Gates touted terrapower as more reliable than wind or solar, cleaner than burning coal or natural gas, and safer than current nuclear plants.

"With the right materials approach it could work," Gates said. "Because you burn 99 percent of the waste, it is kind of like a candle."

Nuclear waste fed into a terrapower reactor would potentially burn for decades before being exhausted.

"Today we are always refueling the reactor so lot of controls and lots of things that can go wrong," Gates said. "That is not good. With this, you have a piece of fuel, think of it like a log, that burns for 60 years and it is done."

Researching and testing terrapower will cost hundreds of millions of dollars, with the building of a test reactor likely to cost in the billions. Once the technology is proven, market forces will drive down costs, Gates predicted.

Work on terrapower hos been done in France and Japan, and there has been interest in India, Russia, China and the United States, according to the famed philanthropist.

Gates said that if he were allowed a single wish in the coming 50 years, it would be a global "zero carbon" culture.

"If I could pick a president or a vaccine, which I love, this is the wish I would pick," he said.

"We need energy miracles. The microprocessor and Internet are miracles. This is a case where we have to drive and get the miracle in a short time-line."

Gates dismissed climate change skeptics, saying terrapower would render arguments moot because the energy produced would be cheaper than pollution-spewing methods used today.

"The skeptics will accept it because it is cheaper," Gates said. "The might wish it did put out CO2, but they will take it."

The world is at "an extraordinary moment" in the struggle to save the climate balance, according to former US vice president Gore.

A vital step will be to put a price on carbon dioxide emissions so the cost of polluting the air gets factored into the global economy.

Legislation to do that has cleared the US House of Representatives and must fight its way through the Senate, where it needs only a few more supporters to send the law on to the willing pen of President Barack Obama, Gore said.

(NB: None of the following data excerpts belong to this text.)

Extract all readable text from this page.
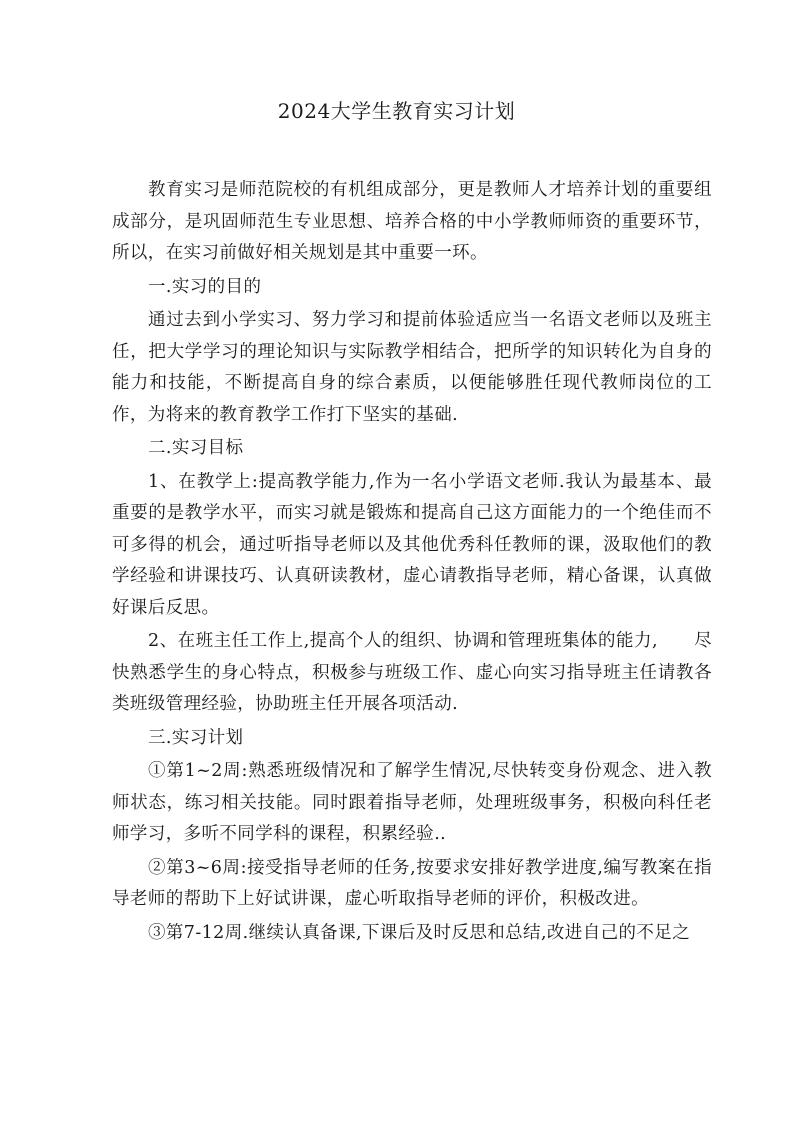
2024大学生教育实习计划

教育实习是师范院校的有机组成部分，更是教师人才培养计划的重要组成部分，是巩固师范生专业思想、培养合格的中小学教师师资的重要环节，所以，在实习前做好相关规划是其中重要一环。

一.实习的目的

通过去到小学实习、努力学习和提前体验适应当一名语文老师以及班主任，把大学学习的理论知识与实际教学相结合，把所学的知识转化为自身的能力和技能，不断提高自身的综合素质，以便能够胜任现代教师岗位的工作，为将来的教育教学工作打下坚实的基础.

二.实习目标

1、在教学上:提高教学能力,作为一名小学语文老师.我认为最基本、最重要的是教学水平，而实习就是锻炼和提高自己这方面能力的一个绝佳而不可多得的机会，通过听指导老师以及其他优秀科任教师的课，汲取他们的教学经验和讲课技巧、认真研读教材，虚心请教指导老师，精心备课，认真做好课后反思。

2、在班主任工作上,提高个人的组织、协调和管理班集体的能力,　　尽快熟悉学生的身心特点，积极参与班级工作、虚心向实习指导班主任请教各类班级管理经验，协助班主任开展各项活动.

三.实习计划

①第1~2周:熟悉班级情况和了解学生情况,尽快转变身份观念、进入教师状态，练习相关技能。同时跟着指导老师，处理班级事务，积极向科任老师学习，多听不同学科的课程，积累经验..

②第3~6周:接受指导老师的任务,按要求安排好教学进度,编写教案在指导老师的帮助下上好试讲课，虚心听取指导老师的评价，积极改进。

③第7-12周.继续认真备课,下课后及时反思和总结,改进自己的不足之
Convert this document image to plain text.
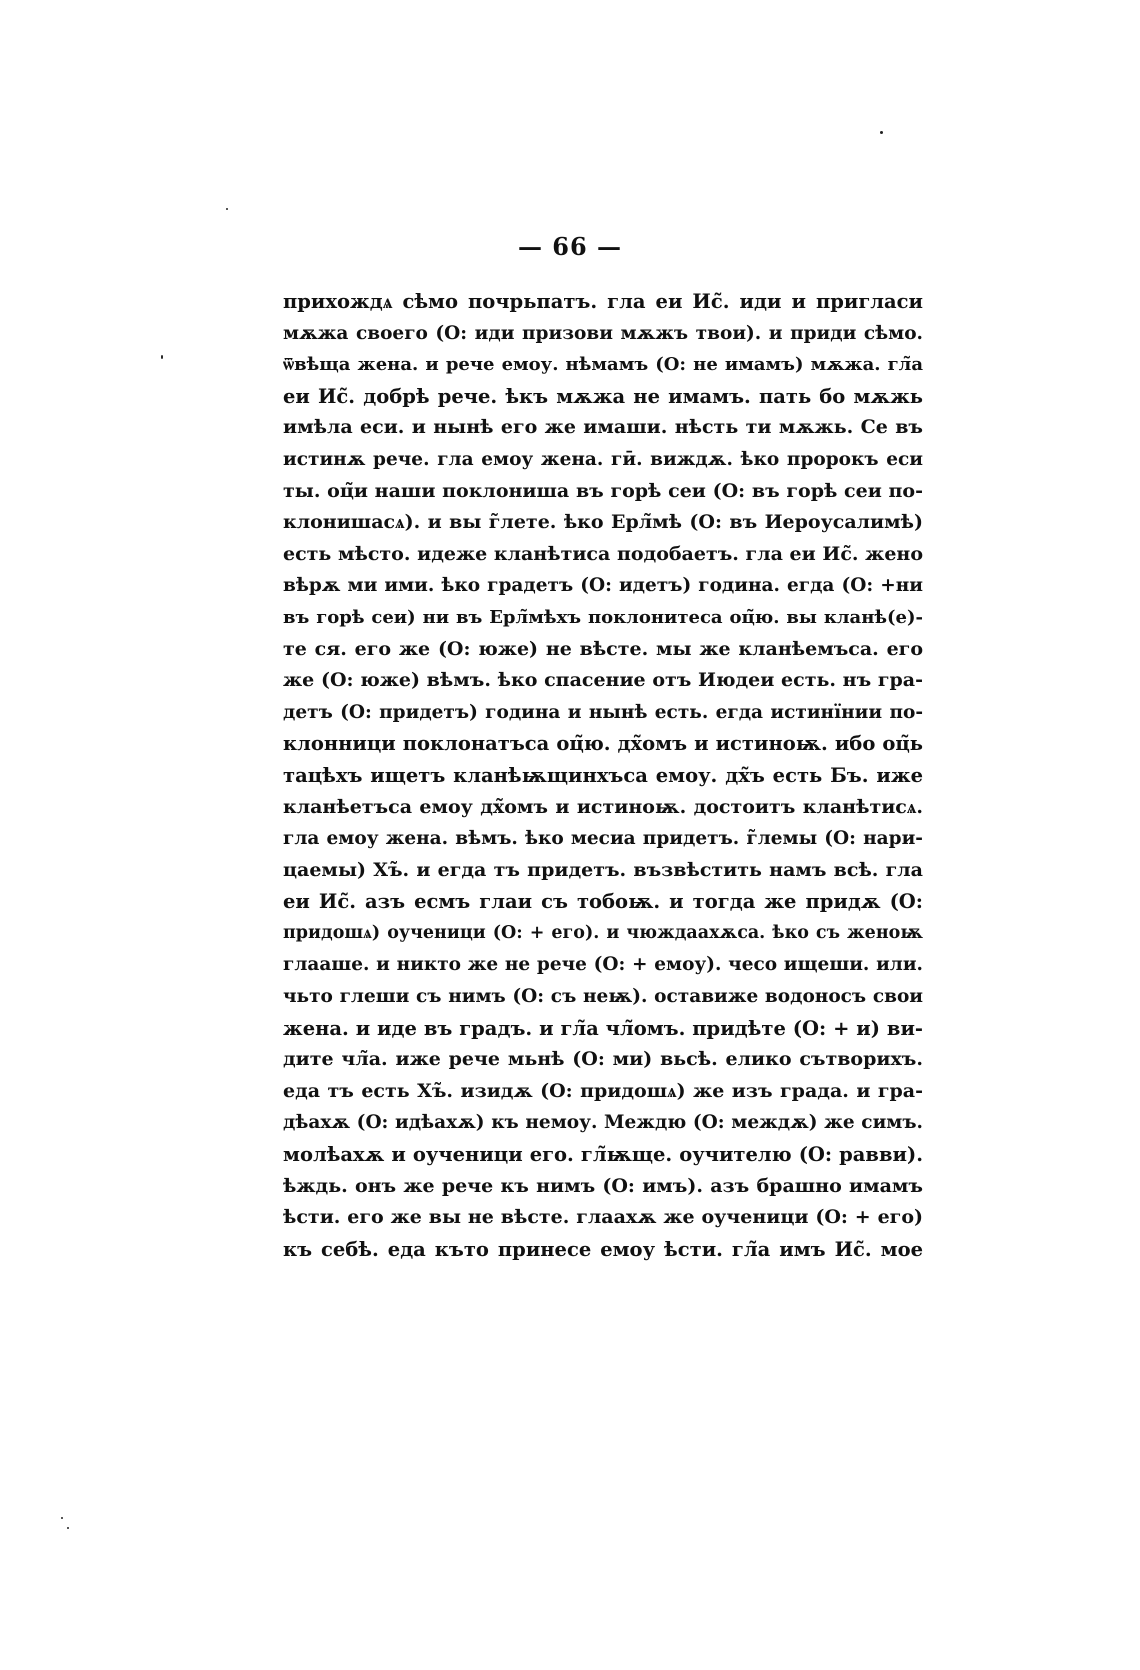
— 66 —
прихождѧ сѣмо почрьпатъ. гла еи Ис̃. иди и пригласи
мѫжа своего (О: иди призови мѫжъ твои). и приди сѣмо.
ѿвѣща жена. и рече емоу. нѣмамъ (О: не имамъ) мѫжа. гл̃а
еи Ис̃. добрѣ рече. ѣкъ мѫжа не имамъ. пать бо мѫжь
имѣла еси. и нынѣ его же имаши. нѣсть ти мѫжь. Се въ
истинѫ рече. гла емоу жена. гӣ. виждѫ. ѣко пророкъ еси
ты. оц̃и наши поклониша въ горѣ сеи (О: въ горѣ сеи по-
клонишасѧ). и вы г̃лете. ѣко Ерл̃мѣ (О: въ Иероусалимѣ)
есть мѣсто. идеже кланѣтиса подобаетъ. гла еи Ис̃. жено
вѣрѫ ми ими. ѣко градетъ (О: идетъ) година. егда (О: +ни
въ горѣ сеи) ни въ Ерл̃мѣхъ поклонитеса оц̃ю. вы кланѣ(е)-
те ся. его же (О: юже) не вѣсте. мы же кланѣемъса. его
же (О: юже) вѣмъ. ѣко спасение отъ Июдеи есть. нъ гра-
детъ (О: придетъ) година и нынѣ есть. егда истинїнии по-
клонници поклонатъса оц̃ю. дх̃омъ и истиноѭ. ибо оц̃ь
тацѣхъ ищетъ кланѣѭщинхъса емоу. дх̃ъ есть Бъ. иже
кланѣетъса емоу дх̃омъ и истиноѭ. достоитъ кланѣтисѧ.
гла емоу жена. вѣмъ. ѣко месиа придетъ. г̃лемы (О: нари-
цаемы) Хъ̃. и егда тъ придетъ. възвѣстить намъ всѣ. гла
еи Ис̃. азъ есмъ глаи съ тобоѭ. и тогда же придѫ (О:
придошѧ) оученици (О: + его). и чюждаахѫса. ѣко съ женоѭ
глааше. и никто же не рече (О: + емоу). чесо ищеши. или.
чьто глеши съ нимъ (О: съ неѭ). оставиже водоносъ свои
жена. и иде въ градъ. и гл̃а чл̃омъ. придѣте (О: + и) ви-
дите чл̃а. иже рече мьнѣ (О: ми) вьсѣ. елико сътворихъ.
еда тъ есть Хъ̃. изидѫ (О: придошѧ) же изъ града. и гра-
дѣахѫ (О: идѣахѫ) къ немоу. Междю (О: междѫ) же симъ.
молѣахѫ и оученици его. гл̃ѭще. оучителю (О: равви).
ѣждь. онъ же рече къ нимъ (О: имъ). азъ брашно имамъ
ѣсти. его же вы не вѣсте. глаахѫ же оученици (О: + его)
къ себѣ. еда къто принесе емоу ѣсти. гл̃а имъ Ис̃. мое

"A price on carbon dioxide emissions can help us make the right decision, not only on nuclear, solar, and wind but on the gamut of energy alternatives available to us," Gore said.

Gore's Alliance for Climate Protection has organized groups in 22 US states with "swing senators" in the hope getting the legislation passed "before the political season gets completely wild."

"These next few months represent the last feasible political window for quite some time to get this done," Gore said. "So much is at stake we have to double down."